History takes time. To understand the historic decline of the Democratic Party I have found it useful to reach back to a book I wrote in 1984, “The Liberal Crack-Up.” It is a diagnosis of what was then the core philosophy of the Democratic Party, liberalism, and a prognosis of its future. Doctor Tyrrell was not optimistic, but history takes time.
Today the Democratic Party has lost both houses of Congress, the presidency, many state offices it had controlled for at least two generations. It is about to be outpaced throughout the federal judiciary. The liberal crack-up began with the defeat of that liberal fantastico, Jimmy Carter. It picked up steam during the 1990s, when the Democrats lost the House and the Senate and many state offices — and the media’s legend endures that President Bill Clinton is a political genius. His genius is in self-promotion. He is a cunning huckster.
But the liberal crack-up did not reach the point of no return until Nov. 2, 2004. Then on that glad and glorious morn, that reductio ad absurdum of a liberal presidential candidate, Jean-Francois Kerry, the Democratic elites, and all the liberals in the media beheld Victory. It was to be a return to their vicarious lives as Kennedys, Roosevelts, Progressives.
Alas, by Nov. 3 their delusions became very difficult to maintain. Sure there are many who still think they won. Doubtless Jean-Francois, his balmy wife, and many in his entourage still feel as morally and intellectually superior as they did in the expectant hours of Nov. 2. Yet clear-headed students of politics today recognize that the Democratic Party has suffered a catastrophic defeat.
Some, such as Mayor Richard Daley of Chicago and Sen. Evan Bayh of Indiana, politely suggest that their party is in need of a philosophy transplant, something less narcissistic, less out-of-this world, than the troubled philosophy that since the 1960s has been at its core, namely, liberalism.
Some will say liberalism was the very core of the Democrats’ beloved New Deal, but they err. The liberalism of the New Deal was leavened with urban machine politics, Southern conservatism, and that wild and woolly philosophical hybrid, Western populism.
The liberalism that became rampant in the Democratic Party beginning in the late 1960s drove out all other intellectual impulses. Yes, a poseur such as Jimmy Carter might make a feint toward fiscal conservatism, but he could not resist his education lobby, his environmentalists or his “minority rights” careerists. And he was most in his element lecturing Americans on their “inordinate fear of communism” and their “malaise.” Today he is just another “blame-America-first” megalomaniac.
Boy Clinton was not a lot different. His 1992 big spending plans (he called it “infrastructure”) and health-care colossus were kept in check by the country’s growing conservatism manifested most inescapably in the Republican ascendancy on Capitol Hill in 1994. His vaunted balanced budget was achieved at least partly by his stinginess with the military. His whole egotistic lifestyle was late-20th century liberalism replete with zoo sex in the office and hand-holding with visiting preachers and therapists.
Then came Al Gore and after that the football-throwing, snow-boarding, wind-surfing, bungee-jumping fantasist whose self-important huffiness over being called “French-looking” made teasing him such a delight.

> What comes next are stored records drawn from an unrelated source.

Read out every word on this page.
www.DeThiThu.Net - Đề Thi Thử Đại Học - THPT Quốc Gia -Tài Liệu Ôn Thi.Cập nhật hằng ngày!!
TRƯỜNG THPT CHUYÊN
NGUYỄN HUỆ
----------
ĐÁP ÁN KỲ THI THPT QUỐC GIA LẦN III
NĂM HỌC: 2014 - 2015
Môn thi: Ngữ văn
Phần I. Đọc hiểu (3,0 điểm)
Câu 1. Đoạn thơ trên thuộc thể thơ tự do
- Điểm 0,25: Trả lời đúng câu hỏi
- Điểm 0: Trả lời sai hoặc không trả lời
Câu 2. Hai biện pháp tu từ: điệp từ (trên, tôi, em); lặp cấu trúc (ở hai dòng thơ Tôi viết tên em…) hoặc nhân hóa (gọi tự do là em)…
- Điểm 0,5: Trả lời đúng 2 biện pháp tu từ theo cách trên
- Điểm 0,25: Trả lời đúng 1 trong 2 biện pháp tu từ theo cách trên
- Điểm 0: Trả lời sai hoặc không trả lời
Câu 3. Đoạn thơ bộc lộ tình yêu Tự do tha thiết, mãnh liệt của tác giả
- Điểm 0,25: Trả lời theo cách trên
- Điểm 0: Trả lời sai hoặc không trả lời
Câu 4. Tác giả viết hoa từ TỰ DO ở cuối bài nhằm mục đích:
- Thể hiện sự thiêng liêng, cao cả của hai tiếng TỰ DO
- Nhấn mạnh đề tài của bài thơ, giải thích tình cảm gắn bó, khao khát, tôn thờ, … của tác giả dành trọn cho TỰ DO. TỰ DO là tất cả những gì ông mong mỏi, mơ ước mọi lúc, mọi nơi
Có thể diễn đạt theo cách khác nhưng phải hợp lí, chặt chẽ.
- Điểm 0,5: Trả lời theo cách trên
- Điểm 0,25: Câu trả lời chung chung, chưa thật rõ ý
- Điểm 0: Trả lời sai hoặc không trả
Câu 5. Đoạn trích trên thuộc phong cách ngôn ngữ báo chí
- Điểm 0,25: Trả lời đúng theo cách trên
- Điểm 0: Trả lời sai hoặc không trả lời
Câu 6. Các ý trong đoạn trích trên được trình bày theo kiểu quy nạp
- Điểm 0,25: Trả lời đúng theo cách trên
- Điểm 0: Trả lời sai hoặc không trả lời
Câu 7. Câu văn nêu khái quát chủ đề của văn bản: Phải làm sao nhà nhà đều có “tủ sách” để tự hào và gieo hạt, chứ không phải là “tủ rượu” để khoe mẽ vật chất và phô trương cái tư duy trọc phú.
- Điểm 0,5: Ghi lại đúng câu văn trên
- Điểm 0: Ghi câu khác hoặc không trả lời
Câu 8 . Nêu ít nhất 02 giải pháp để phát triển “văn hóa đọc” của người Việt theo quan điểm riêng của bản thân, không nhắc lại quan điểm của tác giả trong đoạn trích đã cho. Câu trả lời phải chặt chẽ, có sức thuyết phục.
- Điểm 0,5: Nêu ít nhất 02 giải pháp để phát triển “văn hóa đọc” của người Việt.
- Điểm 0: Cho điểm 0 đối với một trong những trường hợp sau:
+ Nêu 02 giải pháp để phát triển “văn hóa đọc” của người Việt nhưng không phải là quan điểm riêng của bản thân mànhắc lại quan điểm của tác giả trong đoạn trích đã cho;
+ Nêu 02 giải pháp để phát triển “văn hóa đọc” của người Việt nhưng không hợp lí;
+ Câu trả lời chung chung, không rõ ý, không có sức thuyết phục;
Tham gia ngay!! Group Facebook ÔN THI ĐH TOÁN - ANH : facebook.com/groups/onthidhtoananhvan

At the heart of the liberal crack-up, which I first diagnosed in 1984, is the impulse to politicize everything from food to sex to happenstance — and to moralize. The liberal of the liberal crack-up is a free-floating moralizer. Such liberals are also dramatists of the most adolescent variety. No human experience is beyond their melodrama. There is no misfortune they will not exploit for votes. Their politics is built on a world of extremes. The conservatism of President George W. Bush, a conservatism that has been governing America for most of the last 24 years, remains to these liberals shocking, dangerous, or “extremist,” as they say.
The liberalism of the liberal crack-up is what is “extremist.” Even a sensible idea or a fine principle is exaggerated to the point that it becomes preposterous and untenable.
Thus, in the last election the perfectly sensible and tolerant solution for stable homosexual couples’ legal difficulties, namely, civil unions, was not sufficient. No conscientious liberal of 2004 will be content until the nation adopts homosexual “marriage.” Nor will the good liberal accept such limitations on abortion as parental consent for minors.
Naturally, the good liberal will only accept the most extreme criticism of the Iraqi war. The good liberal increasingly sees politics as a realm dominated by conspiracies and lies. The inflamed drama of liberal politics has become too much for ordinary Americans to endure. The liberal crack-up is beyond therapy. It is history.
R. Emmett Tyrrell Jr. is editor in chief of the American Spectator, a contributing editor to the New York Sun, and an adjunct scholar at the Hudson Institute. His most recent book is “Madame Hillary: The Dark Road to the White House.”